LIFE -- an energy efficient advanced continual learning agentic AI framework for frontier systems
Anne Lee, Gurudutt Hosangadi

TL;DR
LIFE is an energy-efficient, agent-centric continual learning framework designed for high-performance computing systems, combining novel components for adaptive, sustainable AI management.
Contribution
It introduces a unique, modular framework with four components that enable self-evolving network management in HPCs, emphasizing energy efficiency and adaptability.
Findings
LIFE demonstrates effective latency spike detection and mitigation in HPC microservices.
The framework generalizes to various use cases beyond the initial example.
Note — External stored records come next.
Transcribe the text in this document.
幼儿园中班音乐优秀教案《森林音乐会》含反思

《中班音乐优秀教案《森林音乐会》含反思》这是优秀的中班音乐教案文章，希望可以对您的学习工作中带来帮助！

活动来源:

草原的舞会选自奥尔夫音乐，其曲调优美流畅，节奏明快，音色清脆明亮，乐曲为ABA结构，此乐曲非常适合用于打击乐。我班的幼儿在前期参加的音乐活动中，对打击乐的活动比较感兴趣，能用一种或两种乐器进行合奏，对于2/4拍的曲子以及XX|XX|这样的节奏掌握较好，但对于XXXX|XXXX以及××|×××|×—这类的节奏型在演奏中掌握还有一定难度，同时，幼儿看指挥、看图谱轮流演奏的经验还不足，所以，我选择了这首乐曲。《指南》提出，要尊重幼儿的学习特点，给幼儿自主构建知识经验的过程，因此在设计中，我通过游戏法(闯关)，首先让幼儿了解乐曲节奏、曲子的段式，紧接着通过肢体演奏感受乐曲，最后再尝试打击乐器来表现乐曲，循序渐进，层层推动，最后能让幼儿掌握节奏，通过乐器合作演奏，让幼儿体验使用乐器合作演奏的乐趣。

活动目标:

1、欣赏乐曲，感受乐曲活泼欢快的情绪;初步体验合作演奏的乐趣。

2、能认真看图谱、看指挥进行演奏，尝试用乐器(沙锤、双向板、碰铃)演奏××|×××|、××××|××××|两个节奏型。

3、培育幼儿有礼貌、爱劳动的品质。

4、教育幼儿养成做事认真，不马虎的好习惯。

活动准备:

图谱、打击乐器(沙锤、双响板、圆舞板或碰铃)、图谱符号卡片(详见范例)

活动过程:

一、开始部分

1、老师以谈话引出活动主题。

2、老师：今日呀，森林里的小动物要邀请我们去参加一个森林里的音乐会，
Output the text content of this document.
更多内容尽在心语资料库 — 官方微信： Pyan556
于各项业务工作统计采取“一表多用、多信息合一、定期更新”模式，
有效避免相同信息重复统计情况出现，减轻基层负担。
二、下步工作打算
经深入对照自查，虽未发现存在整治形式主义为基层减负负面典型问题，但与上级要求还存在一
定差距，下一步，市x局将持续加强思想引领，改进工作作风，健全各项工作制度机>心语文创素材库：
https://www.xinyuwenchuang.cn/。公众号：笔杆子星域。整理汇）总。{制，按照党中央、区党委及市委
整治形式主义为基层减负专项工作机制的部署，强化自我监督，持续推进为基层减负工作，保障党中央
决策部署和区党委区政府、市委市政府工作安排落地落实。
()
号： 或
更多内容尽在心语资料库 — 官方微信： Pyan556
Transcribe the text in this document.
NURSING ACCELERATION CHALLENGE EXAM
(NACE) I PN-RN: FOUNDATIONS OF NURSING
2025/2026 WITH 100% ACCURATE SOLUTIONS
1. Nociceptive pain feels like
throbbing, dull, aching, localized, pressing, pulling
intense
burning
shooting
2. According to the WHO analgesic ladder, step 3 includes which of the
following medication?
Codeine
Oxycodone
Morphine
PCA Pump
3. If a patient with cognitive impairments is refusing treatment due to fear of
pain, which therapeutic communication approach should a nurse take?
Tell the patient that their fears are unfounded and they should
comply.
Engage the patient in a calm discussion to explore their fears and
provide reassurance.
LIFE's components enable continuous, energy-efficient system adaptation.
Abstract
The rapid advancement of AI has changed the character of HPC usage such as dimensioning, provisioning, and execution. Not only has energy demand been amplified, but existing rudimentary continual learning capabilities limit ability of AI to effectively manage HPCs. This paper reviews emerging directions beyond monolithic transformers, emphasizing agentic AI and brain inspired architectures as complementary paths toward sustainable, adaptive systems. We propose LIFE, a reasoning and Learning framework that is Incremental, Flexible, and Energy efficient that is implemented as an agent centric system rather than a single monolithic model. LIFE uniquely combines four components to realize self evolving network management and operations in HPCs. The components are an orchestrator, Agentic Context Engineering, a novel memory system, and information lattice learning. LIFE can also generalize…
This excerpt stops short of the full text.